Technical Standards for the PA Program


All students must be able to perform the technical skills listed below for successful completion of the Morehouse School of Medicine Physician Assistant Program.

1. Observation

  • Observe demonstrations and conduct experiments in the basic sciences.
  • Observe a patient accurately at a distance and close at hand, noting non-verbal as well as verbal signals. This ability requires functional vision, hearing, and somatic sensation.

2. Communication

  • Relate effectively with patients, conveying a sense of respect, compassion, and empathy. A student must be able to communicate clearly with and observe patients in order to elicit information, accurately describing changes in mood, activity and posture, and perceive verbal as well as non-verbal communications.
  • Communicate with patients, their family members, and the health care team through oral, written, and electronic forms.
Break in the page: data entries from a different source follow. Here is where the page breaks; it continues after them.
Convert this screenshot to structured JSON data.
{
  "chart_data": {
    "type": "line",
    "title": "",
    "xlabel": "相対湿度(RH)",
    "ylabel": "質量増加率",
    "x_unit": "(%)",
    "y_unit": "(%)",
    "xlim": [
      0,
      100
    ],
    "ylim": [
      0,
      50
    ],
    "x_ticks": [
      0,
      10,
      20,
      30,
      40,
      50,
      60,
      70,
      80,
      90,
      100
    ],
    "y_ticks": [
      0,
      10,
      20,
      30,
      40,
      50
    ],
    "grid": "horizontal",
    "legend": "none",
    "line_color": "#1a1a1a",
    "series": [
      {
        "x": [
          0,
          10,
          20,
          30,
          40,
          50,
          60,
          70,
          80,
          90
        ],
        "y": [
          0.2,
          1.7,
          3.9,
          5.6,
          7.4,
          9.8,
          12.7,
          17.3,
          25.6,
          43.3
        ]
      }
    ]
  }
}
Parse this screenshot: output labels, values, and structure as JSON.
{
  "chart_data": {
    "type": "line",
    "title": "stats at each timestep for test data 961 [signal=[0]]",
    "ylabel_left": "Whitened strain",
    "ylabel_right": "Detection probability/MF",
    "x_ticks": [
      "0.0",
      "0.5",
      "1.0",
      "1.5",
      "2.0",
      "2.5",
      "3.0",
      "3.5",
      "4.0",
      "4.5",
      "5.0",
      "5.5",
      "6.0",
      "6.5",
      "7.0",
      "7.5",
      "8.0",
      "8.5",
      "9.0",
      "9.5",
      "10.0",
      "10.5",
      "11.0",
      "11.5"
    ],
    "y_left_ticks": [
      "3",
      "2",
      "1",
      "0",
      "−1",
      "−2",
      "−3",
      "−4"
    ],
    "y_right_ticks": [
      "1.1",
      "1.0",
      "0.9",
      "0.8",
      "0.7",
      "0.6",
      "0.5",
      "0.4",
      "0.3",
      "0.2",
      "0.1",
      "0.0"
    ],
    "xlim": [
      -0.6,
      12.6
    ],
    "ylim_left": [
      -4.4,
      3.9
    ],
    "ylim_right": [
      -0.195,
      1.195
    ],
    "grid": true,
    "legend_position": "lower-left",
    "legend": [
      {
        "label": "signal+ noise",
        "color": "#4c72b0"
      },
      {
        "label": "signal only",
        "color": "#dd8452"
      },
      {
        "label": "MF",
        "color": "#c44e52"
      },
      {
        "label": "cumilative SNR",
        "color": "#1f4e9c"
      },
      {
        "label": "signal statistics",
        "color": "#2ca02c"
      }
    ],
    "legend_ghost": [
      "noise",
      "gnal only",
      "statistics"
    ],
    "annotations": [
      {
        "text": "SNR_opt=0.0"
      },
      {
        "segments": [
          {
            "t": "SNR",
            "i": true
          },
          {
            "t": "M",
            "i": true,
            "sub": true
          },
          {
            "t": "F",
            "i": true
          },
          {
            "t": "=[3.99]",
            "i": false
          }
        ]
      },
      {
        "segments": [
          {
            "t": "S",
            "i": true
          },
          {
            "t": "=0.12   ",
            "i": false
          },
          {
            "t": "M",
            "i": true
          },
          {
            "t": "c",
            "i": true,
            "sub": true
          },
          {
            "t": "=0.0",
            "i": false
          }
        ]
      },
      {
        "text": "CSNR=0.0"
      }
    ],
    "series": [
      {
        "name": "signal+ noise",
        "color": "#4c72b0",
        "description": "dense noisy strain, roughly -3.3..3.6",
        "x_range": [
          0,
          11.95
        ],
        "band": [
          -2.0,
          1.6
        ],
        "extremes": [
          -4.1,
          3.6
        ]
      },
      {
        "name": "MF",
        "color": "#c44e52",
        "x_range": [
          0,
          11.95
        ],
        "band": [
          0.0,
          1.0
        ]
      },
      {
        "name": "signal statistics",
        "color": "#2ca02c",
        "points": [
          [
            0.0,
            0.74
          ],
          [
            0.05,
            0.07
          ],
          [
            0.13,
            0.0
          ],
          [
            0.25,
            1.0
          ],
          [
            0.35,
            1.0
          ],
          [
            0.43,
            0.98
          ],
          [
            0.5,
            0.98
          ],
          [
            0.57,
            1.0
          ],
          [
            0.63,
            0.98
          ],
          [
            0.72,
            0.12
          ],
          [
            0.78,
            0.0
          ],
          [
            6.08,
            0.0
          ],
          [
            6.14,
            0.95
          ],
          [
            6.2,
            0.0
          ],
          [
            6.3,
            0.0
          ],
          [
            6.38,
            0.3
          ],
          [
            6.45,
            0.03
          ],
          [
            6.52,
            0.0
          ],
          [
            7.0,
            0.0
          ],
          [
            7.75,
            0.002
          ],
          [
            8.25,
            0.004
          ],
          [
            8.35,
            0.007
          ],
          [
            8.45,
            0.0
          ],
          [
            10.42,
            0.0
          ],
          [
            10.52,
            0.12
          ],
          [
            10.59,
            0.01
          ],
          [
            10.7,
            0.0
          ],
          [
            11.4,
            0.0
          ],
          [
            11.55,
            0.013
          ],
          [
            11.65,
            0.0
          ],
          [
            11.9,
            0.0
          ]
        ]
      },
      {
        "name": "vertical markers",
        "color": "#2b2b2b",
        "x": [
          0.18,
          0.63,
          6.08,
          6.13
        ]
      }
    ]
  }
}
3. Sensory and Motor Coordination or Function

  • Demonstrate sufficient sensory and motor function to perform a physical examination utilizing palpation, auscultation, percussion, and other diagnostic maneuvers.
  • Execute prompt, precise, and appropriate responses to provide general and emergency care to patients.
  • Manipulate equipment and instruments to perform medical procedures required to attain curricular goals and patient care (e.g. needles, stethoscope, ophthalmoscope, tongue blades, intravenous equipment, gynecologic speculum, and scalpel).
  • Perform basis laboratory tests (urinalysis, complete blood count, etc.), and diagnostic and therapeutic procedures (phlebotomy, arterial blood gas drawings, lumbar puncture, arthrocentesis, etc.).

4. Cognitive, Integrative and Quantitative Abilities

  • Conceptualize, integrate and qualitatively analyze information derived empirically and rationally for problem solving and decision-making.  This includes abilities to reason, calculate, analyze, measure and synthesize information in a variety of settings, including those that may be urgent with increased transient stress and distractions. 
  • Comprehend three-dimensional relationships and spatial relationships of structures, including anatomical structures.  
  • Collect, organize, prioritize, analyze and assimilate large amounts of technically detailed and complex information within a limited time frame. This information will be presented in a variety of educational settings, including lectures, small group discussions, and individual clinical settings.

5. Behavioral and Social Attributes

  • Demonstrate empathy, integrity, honesty, concern for others, good interpersonal skills, interest and motivation as these personal qualities are all required during the educational training process and in patient care.
  • Demonstrate cultural competence in all encounters with peers, patients and their families.
  • Possess the emotional health required for full use of their intellectual abilities, that include the exercise of good judgment, prompt of all educational and clinical responsibilities, and the development of mature, sensitive and effective professional relationships with patients and member of the medical team.
  • Possess adequate endurance to tolerate mentally and physically taxing workloads and adapt to changing environments, display flexibility and learn to function in the face of uncertainties inherent in the clinical problems of many patients.
  • Demonstrate cultural competence in all encounters with peers, patients, and the families.